There was one hand-written comment, written in a cursive script that may have been learned in a one-room country schoolhouse. "Stays out of trouble," it read. (To me this signaled some leeway but I couldn't think for what.)

I signed the paper where there was yellow highlighting and an "X". Then I slid it back across the table to him, without comment. Quiet was my weapon but I couldn't say why I was being cruel.

Joe holding the front page at arms length and looking over the top of his eye glasses. Arched brows, checking for news-worthiness.

"You got a raise..." he said, mistakenly, as if in answer to a complaint.

I felt like a mean peasent, almost surly. My resentment wasn't about his denying my raise last November. It was something I could only note to myself.
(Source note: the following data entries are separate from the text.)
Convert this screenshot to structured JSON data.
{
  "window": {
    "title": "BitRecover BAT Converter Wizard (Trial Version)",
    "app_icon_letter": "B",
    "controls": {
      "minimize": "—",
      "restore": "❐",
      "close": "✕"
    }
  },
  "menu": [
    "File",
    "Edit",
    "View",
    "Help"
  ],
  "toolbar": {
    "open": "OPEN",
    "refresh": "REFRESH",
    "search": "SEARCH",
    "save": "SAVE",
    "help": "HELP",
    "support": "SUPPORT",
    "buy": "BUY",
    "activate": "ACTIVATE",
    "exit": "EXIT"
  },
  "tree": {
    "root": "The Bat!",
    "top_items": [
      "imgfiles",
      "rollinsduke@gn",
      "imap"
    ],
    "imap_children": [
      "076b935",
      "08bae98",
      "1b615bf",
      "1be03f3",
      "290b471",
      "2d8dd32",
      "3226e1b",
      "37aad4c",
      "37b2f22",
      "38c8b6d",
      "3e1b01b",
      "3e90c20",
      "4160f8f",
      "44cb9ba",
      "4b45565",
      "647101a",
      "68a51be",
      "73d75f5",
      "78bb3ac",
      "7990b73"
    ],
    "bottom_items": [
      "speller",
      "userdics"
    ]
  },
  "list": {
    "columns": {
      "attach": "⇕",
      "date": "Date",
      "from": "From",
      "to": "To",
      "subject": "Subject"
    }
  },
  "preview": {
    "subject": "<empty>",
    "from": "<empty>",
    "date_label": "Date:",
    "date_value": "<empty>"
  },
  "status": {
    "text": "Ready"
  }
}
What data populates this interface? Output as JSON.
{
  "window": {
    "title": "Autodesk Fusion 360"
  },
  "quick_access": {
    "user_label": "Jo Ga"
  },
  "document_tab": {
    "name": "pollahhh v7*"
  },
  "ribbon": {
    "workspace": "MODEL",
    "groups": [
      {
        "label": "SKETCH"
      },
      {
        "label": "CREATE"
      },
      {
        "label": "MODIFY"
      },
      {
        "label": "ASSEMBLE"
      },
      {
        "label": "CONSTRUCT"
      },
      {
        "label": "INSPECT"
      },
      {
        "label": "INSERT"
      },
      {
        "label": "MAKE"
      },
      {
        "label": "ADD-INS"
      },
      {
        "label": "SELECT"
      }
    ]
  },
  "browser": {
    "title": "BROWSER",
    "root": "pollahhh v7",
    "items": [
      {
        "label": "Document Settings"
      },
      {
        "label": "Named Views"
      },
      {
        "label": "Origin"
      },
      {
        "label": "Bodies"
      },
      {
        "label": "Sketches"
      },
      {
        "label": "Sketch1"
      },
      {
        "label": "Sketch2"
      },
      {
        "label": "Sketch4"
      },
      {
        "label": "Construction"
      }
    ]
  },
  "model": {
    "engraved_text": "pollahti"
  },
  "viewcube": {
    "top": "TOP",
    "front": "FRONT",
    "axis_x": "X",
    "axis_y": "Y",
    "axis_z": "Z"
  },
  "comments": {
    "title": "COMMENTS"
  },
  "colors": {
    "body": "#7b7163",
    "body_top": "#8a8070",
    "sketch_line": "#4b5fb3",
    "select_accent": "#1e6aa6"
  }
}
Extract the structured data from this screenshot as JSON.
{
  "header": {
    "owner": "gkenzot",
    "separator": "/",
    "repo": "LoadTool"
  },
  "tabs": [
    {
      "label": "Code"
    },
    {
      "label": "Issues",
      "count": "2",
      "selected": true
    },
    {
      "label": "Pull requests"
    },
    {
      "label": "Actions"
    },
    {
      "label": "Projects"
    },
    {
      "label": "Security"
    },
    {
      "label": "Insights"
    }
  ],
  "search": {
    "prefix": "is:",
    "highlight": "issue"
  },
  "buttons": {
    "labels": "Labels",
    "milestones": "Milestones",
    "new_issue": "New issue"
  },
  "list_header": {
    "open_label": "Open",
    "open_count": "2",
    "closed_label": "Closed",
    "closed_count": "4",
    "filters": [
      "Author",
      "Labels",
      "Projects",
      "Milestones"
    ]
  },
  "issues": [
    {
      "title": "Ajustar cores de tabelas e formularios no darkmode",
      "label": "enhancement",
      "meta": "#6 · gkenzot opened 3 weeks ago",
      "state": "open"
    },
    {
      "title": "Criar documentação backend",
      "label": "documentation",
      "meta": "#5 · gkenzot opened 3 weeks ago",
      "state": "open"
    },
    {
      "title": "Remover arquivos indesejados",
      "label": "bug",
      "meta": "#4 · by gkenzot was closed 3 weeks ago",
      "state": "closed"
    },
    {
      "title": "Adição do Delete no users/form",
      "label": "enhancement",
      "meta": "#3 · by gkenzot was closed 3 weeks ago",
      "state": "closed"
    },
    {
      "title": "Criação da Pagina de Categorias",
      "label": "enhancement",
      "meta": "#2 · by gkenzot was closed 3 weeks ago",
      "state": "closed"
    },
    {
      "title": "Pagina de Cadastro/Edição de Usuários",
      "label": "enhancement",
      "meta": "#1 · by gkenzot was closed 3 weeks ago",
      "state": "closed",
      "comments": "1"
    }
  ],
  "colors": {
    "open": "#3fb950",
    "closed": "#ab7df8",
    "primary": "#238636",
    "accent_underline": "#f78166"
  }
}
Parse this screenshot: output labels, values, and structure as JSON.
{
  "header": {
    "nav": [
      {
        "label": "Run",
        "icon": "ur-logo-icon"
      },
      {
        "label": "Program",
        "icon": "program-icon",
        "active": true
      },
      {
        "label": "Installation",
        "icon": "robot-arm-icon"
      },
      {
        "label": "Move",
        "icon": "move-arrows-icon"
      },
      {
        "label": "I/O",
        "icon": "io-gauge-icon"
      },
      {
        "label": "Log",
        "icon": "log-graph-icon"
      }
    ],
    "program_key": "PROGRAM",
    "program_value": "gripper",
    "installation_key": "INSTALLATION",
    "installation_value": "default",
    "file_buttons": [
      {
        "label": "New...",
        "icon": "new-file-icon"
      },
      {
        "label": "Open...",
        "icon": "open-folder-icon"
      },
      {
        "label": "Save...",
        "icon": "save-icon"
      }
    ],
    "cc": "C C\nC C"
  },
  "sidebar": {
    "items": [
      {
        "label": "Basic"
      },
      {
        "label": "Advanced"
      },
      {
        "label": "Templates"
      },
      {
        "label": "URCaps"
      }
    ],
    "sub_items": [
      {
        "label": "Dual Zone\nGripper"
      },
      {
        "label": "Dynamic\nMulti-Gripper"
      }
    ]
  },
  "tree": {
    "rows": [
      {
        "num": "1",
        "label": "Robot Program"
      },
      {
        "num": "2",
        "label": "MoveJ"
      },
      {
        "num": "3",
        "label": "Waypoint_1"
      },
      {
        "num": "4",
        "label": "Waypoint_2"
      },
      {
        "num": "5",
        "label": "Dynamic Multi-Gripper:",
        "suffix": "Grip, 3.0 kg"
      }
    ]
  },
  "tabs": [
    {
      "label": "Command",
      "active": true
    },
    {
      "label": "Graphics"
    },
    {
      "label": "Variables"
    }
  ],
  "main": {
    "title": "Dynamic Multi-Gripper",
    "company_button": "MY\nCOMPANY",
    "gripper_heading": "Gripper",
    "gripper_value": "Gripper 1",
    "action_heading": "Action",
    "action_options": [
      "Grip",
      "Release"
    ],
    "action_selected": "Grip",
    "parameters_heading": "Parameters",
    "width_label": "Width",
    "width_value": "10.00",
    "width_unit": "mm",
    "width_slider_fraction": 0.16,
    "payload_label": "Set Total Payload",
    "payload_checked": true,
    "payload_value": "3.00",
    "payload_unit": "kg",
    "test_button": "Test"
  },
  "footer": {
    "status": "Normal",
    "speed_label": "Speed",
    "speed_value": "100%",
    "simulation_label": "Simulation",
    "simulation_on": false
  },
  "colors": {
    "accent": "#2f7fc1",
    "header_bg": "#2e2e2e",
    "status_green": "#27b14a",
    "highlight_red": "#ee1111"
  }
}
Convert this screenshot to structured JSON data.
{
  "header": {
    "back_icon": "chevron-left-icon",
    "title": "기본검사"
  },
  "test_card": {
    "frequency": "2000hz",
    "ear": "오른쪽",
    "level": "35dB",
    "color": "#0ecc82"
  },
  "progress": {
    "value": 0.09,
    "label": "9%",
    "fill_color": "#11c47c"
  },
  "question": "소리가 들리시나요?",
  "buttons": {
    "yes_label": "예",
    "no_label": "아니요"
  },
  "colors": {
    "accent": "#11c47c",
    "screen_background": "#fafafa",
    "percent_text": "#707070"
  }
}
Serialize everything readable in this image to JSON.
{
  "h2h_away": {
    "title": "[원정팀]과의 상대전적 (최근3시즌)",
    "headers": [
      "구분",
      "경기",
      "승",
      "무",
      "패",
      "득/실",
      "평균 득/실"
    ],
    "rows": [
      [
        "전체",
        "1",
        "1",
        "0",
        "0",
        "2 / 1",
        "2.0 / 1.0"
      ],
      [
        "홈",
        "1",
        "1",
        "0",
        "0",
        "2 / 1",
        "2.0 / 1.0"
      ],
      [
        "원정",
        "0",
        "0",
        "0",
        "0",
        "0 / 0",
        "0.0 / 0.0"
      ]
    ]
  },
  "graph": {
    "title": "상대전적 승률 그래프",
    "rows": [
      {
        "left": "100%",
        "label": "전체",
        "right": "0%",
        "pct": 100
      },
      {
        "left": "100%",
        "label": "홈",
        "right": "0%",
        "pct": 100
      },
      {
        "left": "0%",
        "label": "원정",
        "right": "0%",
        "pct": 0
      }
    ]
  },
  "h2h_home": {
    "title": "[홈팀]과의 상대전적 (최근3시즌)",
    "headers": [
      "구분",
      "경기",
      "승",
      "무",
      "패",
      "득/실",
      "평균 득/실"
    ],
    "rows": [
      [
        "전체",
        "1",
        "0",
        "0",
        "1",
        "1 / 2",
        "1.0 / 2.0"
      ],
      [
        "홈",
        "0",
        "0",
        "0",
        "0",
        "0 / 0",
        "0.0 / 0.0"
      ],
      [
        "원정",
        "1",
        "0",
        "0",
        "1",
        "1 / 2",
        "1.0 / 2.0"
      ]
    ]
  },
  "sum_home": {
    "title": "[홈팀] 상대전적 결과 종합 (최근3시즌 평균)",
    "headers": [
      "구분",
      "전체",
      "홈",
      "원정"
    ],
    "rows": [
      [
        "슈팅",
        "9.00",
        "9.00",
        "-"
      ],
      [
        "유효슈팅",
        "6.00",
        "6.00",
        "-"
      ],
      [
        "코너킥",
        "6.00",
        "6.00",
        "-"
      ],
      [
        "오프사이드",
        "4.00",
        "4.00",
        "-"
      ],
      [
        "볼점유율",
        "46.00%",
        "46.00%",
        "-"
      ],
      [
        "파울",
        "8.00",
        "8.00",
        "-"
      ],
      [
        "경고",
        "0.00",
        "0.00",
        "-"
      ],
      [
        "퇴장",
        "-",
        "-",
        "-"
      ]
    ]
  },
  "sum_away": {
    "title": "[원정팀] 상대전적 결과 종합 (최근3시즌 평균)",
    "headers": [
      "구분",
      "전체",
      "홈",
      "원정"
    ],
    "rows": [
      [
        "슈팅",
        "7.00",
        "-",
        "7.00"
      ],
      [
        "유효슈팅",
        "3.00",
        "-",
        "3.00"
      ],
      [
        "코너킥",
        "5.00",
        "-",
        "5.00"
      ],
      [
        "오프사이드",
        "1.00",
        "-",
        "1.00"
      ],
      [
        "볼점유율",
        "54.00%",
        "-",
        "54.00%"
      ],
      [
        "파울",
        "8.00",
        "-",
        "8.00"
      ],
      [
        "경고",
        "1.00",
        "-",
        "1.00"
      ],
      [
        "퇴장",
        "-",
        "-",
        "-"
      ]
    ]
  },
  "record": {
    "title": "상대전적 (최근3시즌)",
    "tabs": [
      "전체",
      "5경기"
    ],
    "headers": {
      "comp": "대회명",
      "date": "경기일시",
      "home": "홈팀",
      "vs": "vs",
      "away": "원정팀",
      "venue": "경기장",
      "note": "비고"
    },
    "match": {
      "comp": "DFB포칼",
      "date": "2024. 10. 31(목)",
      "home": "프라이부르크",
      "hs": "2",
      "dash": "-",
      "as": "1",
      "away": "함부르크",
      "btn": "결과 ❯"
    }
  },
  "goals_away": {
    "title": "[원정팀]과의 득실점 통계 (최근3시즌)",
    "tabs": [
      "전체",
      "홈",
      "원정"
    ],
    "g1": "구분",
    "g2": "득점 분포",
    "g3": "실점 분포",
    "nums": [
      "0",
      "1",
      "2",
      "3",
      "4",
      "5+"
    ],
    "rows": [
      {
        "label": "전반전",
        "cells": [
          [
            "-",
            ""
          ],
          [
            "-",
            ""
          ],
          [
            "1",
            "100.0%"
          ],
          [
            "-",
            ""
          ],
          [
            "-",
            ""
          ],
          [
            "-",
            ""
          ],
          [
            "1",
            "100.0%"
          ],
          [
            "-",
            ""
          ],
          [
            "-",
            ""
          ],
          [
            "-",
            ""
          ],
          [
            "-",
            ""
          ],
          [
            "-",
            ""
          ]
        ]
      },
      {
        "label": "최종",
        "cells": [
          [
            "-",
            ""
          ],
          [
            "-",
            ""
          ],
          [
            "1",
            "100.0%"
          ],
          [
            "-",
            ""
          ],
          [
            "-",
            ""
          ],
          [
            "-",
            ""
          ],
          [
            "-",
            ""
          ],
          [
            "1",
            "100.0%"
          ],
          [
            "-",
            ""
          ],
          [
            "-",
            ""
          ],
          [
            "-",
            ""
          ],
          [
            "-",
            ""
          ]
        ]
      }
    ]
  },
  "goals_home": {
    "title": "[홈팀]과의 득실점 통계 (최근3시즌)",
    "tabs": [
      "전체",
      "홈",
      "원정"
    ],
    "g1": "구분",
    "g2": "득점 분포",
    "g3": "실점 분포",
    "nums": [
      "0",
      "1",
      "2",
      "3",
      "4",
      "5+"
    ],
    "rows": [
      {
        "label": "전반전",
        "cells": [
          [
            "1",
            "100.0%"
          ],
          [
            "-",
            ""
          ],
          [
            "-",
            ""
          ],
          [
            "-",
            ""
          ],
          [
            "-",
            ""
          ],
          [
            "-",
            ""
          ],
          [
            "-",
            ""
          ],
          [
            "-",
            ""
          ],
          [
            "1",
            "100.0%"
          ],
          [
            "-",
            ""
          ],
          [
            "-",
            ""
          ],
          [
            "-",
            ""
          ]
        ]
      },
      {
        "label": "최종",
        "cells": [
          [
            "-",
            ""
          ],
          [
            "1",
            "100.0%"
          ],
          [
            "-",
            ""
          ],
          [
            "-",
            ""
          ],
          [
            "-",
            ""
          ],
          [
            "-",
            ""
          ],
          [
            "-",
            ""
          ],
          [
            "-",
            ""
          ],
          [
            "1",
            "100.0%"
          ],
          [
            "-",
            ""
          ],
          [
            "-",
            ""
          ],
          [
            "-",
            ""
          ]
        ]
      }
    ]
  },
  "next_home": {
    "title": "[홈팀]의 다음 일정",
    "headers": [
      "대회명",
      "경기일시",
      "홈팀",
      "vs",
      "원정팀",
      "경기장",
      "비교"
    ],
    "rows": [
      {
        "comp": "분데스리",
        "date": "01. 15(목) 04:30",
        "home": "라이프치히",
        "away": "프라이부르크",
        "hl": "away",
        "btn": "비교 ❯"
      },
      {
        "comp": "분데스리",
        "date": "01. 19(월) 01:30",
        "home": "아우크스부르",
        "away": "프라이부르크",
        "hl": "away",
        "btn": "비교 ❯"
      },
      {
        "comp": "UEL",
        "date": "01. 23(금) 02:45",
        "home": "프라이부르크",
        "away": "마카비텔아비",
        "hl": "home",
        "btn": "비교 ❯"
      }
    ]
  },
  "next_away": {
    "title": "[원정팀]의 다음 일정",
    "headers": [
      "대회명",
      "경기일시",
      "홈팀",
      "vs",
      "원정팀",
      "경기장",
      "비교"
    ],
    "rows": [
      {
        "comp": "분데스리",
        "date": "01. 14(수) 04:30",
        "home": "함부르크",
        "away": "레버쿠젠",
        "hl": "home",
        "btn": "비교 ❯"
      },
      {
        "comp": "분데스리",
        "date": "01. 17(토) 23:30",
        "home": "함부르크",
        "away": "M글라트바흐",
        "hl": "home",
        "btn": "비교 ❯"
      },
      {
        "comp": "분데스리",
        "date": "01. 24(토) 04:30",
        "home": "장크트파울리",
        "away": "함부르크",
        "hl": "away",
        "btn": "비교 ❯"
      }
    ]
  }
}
I always wanted for this man to notice that I liked him, that I hung on to every word when he spoke. I enjoyed his stories about fork-lift mishaps, Dui's, tornados, ex-wives and their low down lawyers.

But what did I expect in return?

I used to expect men this age to notice something about me and make sport of me, a spectacle even; I wanted to be pushed , I wanted to be impeached so I could argue and defend myself, laughing. Everyone laughing.

But old men are getting to be nearly my age.

That's what I hate. This is why I miss my dad's friends. No one plays this role anymore.

Dad-gone, dadgone. Somedays, it's really poor me, and I get mad, like crazy, like angry.